Oban Mining Corporation

Oban Mining Corporation

June 25, 2015 18:56 ET

Oban Announces Results of Annual Meeting of Shareholders

TORONTO, ONTARIO--(Marketwired - June 25, 2015) - Oban Mining Corporation (TSX:OBM) (the "Company") is pleased to announce the results of its annual meeting of shareholders (the "Meeting") held on June 25, 2015.

A total of 64,088,102 common shares were represented at the Meeting and all matters presented for approval at the Meeting were duly authorized and approved, as follows:

  1. election of all management nominees to the board of directors of the Company;

  2. appointment of KPMG LLP as auditors of the Company for the ensuing year and authorization of the directors to fix their remuneration; and

  3. approval of the stock option plan of the Company and all unallocated rights, options and other entitlements thereunder.

Detailed voting results regarding the election of directors are as follows:

Name Shares Voted For % Voted For Shares Withheld % Withheld
Jose Vizquerra Benavides 62,816,685 (100.0%) Nil (0.00%)
John Burzynski 62,816,685 (100.0%) Nil (0.00%)
Patrick Anderson 62,816,685 (100.0%) Nil (0.00%)
Keith McKay 62,816,685 (100.0%) Nil (0.00%)
Bernardo Calderon 62,806,048 (99.98%) 10,637 (0.02%)
Robert Wares 62,816,685 (100.0%) Nil (0.00%)

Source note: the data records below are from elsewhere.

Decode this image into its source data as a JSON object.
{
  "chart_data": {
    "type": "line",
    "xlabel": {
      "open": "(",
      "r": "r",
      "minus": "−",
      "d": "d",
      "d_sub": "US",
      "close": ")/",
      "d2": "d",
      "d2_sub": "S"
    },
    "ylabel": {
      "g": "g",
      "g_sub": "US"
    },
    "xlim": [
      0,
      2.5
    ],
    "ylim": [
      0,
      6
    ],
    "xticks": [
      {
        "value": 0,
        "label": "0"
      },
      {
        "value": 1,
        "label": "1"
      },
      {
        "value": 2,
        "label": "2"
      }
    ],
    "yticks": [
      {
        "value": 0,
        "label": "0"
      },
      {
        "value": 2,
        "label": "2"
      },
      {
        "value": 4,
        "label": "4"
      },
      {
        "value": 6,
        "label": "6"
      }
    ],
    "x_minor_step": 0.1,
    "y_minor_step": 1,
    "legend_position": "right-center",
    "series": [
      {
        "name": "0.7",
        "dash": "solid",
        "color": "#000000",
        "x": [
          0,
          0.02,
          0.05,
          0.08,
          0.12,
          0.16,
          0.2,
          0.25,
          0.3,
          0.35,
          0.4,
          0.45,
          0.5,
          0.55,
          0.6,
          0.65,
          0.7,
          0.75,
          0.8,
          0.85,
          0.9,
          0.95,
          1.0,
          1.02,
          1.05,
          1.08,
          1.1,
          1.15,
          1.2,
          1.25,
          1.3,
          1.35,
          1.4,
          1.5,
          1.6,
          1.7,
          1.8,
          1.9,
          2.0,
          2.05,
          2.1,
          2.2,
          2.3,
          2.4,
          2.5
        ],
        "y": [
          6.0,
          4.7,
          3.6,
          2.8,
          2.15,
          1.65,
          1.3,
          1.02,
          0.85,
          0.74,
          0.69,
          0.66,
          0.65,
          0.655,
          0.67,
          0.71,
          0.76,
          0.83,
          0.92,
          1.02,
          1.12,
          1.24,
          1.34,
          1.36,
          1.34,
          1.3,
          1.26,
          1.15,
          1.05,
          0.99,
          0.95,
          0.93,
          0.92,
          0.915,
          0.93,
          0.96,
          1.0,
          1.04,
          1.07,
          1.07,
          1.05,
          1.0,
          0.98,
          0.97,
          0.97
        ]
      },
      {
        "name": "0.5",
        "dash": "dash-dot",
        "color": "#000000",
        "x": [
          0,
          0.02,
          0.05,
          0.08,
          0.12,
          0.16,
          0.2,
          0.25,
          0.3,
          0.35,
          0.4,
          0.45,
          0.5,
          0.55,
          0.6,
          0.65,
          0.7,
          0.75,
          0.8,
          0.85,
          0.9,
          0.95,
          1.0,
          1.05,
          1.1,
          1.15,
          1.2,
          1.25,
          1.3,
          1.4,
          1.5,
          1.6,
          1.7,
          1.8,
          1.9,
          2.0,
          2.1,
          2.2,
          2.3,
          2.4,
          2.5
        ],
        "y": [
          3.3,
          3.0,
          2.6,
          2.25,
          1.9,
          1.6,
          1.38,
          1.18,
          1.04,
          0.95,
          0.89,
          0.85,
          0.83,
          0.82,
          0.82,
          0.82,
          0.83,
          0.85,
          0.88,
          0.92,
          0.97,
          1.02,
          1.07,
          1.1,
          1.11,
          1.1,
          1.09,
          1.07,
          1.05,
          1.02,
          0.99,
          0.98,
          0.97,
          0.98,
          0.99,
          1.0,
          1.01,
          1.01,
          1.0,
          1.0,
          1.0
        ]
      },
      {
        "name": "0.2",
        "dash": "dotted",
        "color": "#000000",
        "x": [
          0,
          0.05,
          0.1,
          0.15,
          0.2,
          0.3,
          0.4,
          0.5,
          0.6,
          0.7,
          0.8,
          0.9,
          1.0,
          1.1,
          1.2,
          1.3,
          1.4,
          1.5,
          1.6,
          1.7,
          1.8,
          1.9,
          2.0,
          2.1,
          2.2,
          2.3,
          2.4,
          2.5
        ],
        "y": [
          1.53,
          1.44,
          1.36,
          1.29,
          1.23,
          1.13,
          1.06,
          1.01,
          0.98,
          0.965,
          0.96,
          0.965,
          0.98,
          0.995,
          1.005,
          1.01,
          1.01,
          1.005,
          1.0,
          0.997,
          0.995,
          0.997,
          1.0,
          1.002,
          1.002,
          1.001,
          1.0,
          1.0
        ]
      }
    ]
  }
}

Further details on the above matters, including the report of voting results thereon, are set forth in the Company's Meeting materials accessible under the Company's issuer profile on SEDAR at www.sedar.com.

About Oban Mining Corporation

Oban Mining Corporation is a mineral exploration company focused on the acquisition, exploration, and development of precious metal resource properties in Canada. The Company holds an option to acquire from Northstar Gold Corp. up to a 70% interest in the Miller Project in northern Ontario pursuant to an option agreement with Northstar Gold Corp. The Company also holds options with other third parties to acquire a 100% undivided interest in the Côté Property, the Golden Dawn Project, the Hunter Property and other properties in the vicinity. The Company has additionally acquired a 100% interest in the Roach Property in northern Ontario and has a 100% undivided interest in a large area of claims in the Urban Barry area of Quebec. The Company is well financed with over $10M in cash.

On June 9, 2015, the Company announced the entering into of binding letter agreements providing for the launching of supported share exchange take-over bids with each of with each of Eagle Hill Exploration Corporation, Ryan Gold Corp., Corona Gold Corporation and Temex Resources Corp. The Company has the option to revise the transaction structure for each bid and proceed by way of plan of arrangement should it conclude that is necessary or desirable. Completion of the transactions is subject to Toronto Stock Exchange approval. The combination of these five companies will create a leading Canadian focused gold exploration and development company.

Cautionary Note Regarding Forward-Looking Information

This news release contains "forward-looking information" within the meaning of the applicable Canadian securities legislation that is based on expectations, estimates and projections as at the date of this news release. The information in this news release about the completion of the business combinations described herein, and other forward-looking information includes but is not limited to information concerning: the intentions, plans and future actions of the companies participating in the transactions described herein (collectively the "Participating Companies") and other information that is not historical facts.

Any statements that involve discussions with respect to predictions, expectations, beliefs, plans, projections, objectives, assumptions, future events or performance (often but not always using phrases such as "expects", or "does not expect", "is expected", "anticipates" or "does not anticipate", "plans", "budget", "scheduled", "forecasts", "estimates", "believes" or "intends" or variations of such words and phrases or stating that certain actions, events or results "may" or "could", "would", "might" or "will" be taken to occur or be achieved) are not statements of historical fact and may be forward-looking information and are intended to identify forward-looking information.

This forward-looking information is based on reasonable assumptions and estimates of management of the Company, at the time it was made, involves known and unknown risks, uncertainties and other factors which may cause the actual results, performance or achievements of the Participating Companies to be materially different from any future results, performance or achievements expressed or implied by such forward-looking information. Such factors include, among others, risks relating to the completion of the transactions described herein; risks relating to property interests; the global economic climate; metal prices; dilution; environmental risks; and community and non-governmental actions. Although the forward-looking information contained in this news release is based upon what management believes, or believed at the time, to be reasonable assumptions, the Company cannot assure shareholders and prospective purchasers that actual results will be consistent with such forward-looking information, as there may be other factors that cause results not to be as anticipated, estimated or intended, and neither the Company nor any other person assumes responsibility for the accuracy and completeness of any such forward-looking information. The Company does not undertake, and assumes no obligation, to update or revise any such forward-looking statements or forward-looking information contained herein to reflect new events or circumstances, except as may be required by law.